Try less. Be lazy. Be inefficient. If you do it, you’ll be healthier and happier. You’ll enjoy life more if you just followed wu-wei principles, the ancient Chinese principle of non-doing. If we all did it, we’d stop accelerating to ecological collapse. The Buddha said that a good driver knows how much load the ox can carry and keeps the ox from being overloaded. You are the driver and you are the ox.
At your most wise, you’ll realize the earth is the ox too.
Pastor and writer Mark Buchanan said, "Most of the things we need to be most fully alive never come in busyness. They grow in rest." (which again, includes the Earth) We need to care not only about longevity, the number of years we live, but also the quality of aliveness within our lives. If we live many years, running around trying to earn our worthiness, living a long life is a Pyrrhic victory.
If I could communicate one thing as a spiritual director, it would be that nothing is required of you. You are part of all of this. You belong here. And couldn’t not be, even if you tried.
Stop trying to do better. Just do less.
— Douglas
I’m also reading:
Money and Meaning reader and FF alumni Marissa turned me onto this article:
The whole article is good (and short) but I’ll pull out the most interesting part for me: if underpaid, overworked UPS workers strike, most of us won’t be focused on supporting them in solidarity; we’ll be focused on the inconvenience of the delay in getting our steady stream of products delivered to our door.
In other words, our egoic selves prefer enjoying ourselves as consumeristic individuals than suffering in solidarity with others.1 All for what? I remember a time when you couldn’t get whatever you wanted in the mail two days after you imagined you wanted it (it's called “the 20th century”). It’s an oft-cited (and probably wrong) statistic that the average American household contains over 300,000 items. U.S. children make up 3.7% of children on the planet but have 47% of all toys and children’s books. Are American kids happier or smarter than other kids by any margin? I doubt it.2 In our achievement and display-based society, Americans consume four or five times more than the average person in the world. I doubt that makes us any happier or smarter.3
Even if it did, it’s a hollow and mean-spirited victory.
Stop trying to do so much, trying to always be better. Stop basing your identity on achieving and displaying.
Just do less. You belong here. You couldn’t not, even if you tried.
Marxist scholars suggest that the bourgois subconsciously want to identify with the ruling class (the receiver of goods and services) than be in solidarity with the working class, because we secretly fear sliding down with them.
Anxiety and depression are pretty high for American kids and teenagers.

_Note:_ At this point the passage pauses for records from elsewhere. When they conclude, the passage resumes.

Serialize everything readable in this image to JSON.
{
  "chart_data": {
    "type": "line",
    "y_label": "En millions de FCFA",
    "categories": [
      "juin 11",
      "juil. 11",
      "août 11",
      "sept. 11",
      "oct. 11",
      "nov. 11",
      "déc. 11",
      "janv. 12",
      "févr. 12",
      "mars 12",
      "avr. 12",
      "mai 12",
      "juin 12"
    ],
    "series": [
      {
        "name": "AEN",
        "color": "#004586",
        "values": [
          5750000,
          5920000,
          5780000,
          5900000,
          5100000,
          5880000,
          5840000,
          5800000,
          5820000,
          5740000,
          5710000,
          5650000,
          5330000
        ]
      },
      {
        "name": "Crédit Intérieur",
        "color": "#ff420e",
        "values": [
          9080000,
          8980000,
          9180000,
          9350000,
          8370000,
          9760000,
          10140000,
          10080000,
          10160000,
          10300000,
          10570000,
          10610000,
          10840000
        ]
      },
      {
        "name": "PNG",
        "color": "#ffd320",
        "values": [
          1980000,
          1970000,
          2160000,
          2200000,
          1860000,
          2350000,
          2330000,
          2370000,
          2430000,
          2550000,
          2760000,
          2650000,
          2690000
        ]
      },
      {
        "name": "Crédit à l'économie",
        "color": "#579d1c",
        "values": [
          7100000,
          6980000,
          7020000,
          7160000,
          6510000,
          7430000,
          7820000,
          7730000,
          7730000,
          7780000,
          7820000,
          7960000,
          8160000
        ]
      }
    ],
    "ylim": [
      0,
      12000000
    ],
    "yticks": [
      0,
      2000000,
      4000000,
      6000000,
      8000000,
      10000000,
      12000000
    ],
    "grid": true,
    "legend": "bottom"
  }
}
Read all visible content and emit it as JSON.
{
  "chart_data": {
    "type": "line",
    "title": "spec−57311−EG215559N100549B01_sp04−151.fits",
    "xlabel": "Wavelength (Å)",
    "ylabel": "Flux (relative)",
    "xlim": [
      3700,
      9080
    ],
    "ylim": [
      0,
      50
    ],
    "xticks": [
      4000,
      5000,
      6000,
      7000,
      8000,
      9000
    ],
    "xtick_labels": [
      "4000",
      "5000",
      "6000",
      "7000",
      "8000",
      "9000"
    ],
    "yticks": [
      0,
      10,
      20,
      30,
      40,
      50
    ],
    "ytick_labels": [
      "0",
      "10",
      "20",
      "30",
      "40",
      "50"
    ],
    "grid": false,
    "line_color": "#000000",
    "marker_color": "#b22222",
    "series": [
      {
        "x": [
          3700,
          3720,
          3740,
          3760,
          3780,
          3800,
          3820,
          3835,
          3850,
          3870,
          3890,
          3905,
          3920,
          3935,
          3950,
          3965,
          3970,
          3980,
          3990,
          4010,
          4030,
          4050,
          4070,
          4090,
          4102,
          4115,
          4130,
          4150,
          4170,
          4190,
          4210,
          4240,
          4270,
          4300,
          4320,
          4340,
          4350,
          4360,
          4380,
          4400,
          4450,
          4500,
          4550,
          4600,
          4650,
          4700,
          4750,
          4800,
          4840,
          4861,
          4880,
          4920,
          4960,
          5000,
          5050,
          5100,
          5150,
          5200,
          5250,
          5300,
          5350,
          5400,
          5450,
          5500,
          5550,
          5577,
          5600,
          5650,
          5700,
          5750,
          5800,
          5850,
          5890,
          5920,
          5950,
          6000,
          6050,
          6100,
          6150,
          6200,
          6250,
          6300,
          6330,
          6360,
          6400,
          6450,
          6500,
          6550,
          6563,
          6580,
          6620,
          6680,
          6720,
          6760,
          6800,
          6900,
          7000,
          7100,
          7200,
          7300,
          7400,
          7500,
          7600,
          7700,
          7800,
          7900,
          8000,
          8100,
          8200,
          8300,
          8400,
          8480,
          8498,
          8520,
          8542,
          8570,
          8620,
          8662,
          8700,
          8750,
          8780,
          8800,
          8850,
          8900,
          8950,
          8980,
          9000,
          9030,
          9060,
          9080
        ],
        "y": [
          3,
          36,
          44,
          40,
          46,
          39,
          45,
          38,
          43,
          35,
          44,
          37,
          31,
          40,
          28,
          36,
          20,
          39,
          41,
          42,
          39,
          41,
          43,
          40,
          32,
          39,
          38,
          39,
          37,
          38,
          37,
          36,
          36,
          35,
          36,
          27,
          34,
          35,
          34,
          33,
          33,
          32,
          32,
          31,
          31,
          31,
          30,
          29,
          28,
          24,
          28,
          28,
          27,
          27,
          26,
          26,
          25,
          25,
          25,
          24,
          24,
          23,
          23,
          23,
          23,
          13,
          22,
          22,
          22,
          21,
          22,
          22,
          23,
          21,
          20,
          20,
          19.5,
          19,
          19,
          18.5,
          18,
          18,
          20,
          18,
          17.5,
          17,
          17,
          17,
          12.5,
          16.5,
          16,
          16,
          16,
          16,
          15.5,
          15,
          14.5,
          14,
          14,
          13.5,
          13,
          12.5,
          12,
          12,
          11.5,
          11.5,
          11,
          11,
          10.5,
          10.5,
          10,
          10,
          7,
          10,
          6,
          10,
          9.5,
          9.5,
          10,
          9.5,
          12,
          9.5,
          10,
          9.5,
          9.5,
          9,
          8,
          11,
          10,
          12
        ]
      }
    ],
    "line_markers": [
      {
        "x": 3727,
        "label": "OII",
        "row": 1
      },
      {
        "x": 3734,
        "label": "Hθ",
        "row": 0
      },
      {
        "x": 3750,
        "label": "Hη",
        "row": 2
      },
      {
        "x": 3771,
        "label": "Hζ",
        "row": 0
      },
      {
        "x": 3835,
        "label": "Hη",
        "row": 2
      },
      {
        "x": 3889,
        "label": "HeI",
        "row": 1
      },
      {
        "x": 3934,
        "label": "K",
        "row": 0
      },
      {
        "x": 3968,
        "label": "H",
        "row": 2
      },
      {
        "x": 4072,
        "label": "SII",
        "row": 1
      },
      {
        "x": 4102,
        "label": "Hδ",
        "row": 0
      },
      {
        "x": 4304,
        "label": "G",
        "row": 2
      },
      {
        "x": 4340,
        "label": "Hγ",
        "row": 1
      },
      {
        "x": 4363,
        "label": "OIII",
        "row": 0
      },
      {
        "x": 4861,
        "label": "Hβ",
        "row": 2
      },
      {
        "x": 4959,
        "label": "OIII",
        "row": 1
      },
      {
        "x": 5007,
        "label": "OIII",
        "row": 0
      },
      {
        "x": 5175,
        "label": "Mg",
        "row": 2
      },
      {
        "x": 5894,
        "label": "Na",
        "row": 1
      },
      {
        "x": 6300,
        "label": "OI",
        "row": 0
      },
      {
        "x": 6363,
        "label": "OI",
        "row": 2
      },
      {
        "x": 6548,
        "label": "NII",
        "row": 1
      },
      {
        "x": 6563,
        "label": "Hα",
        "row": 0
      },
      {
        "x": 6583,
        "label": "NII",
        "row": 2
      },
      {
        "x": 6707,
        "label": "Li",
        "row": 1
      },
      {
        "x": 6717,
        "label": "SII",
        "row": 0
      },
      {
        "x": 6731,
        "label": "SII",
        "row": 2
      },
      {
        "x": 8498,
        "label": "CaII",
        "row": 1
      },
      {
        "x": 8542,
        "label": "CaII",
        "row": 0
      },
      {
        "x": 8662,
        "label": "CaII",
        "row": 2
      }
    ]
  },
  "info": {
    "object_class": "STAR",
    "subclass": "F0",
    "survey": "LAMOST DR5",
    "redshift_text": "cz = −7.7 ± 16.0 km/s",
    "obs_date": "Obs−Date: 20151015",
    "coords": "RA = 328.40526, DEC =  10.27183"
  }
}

In this Ezra Klein podcast, writer Kristen Ghodsee points out that when we talk about a better future, we talk about better economic policies or social policies (15-hour workweek, open borders or universal basic income) or advances in technology (renewable energy, CRISPR, etc). But Ghodsee points out that you can’t really change society unless you change how we relate to each other. Any change in society will take a transformation of what’s happening inside of us, not what’s outside of us. And we resist changing anything happening inside of us.
Love this Douglas...it goes against human nature to do less.
I recently came across a study from Rabbi Marty Solomon on the creation story in Genesis and how we are to trust the story that we are enough...when God created the earth, he knew when it was "enough" and modeled rest.
Thanks for your reflections on this!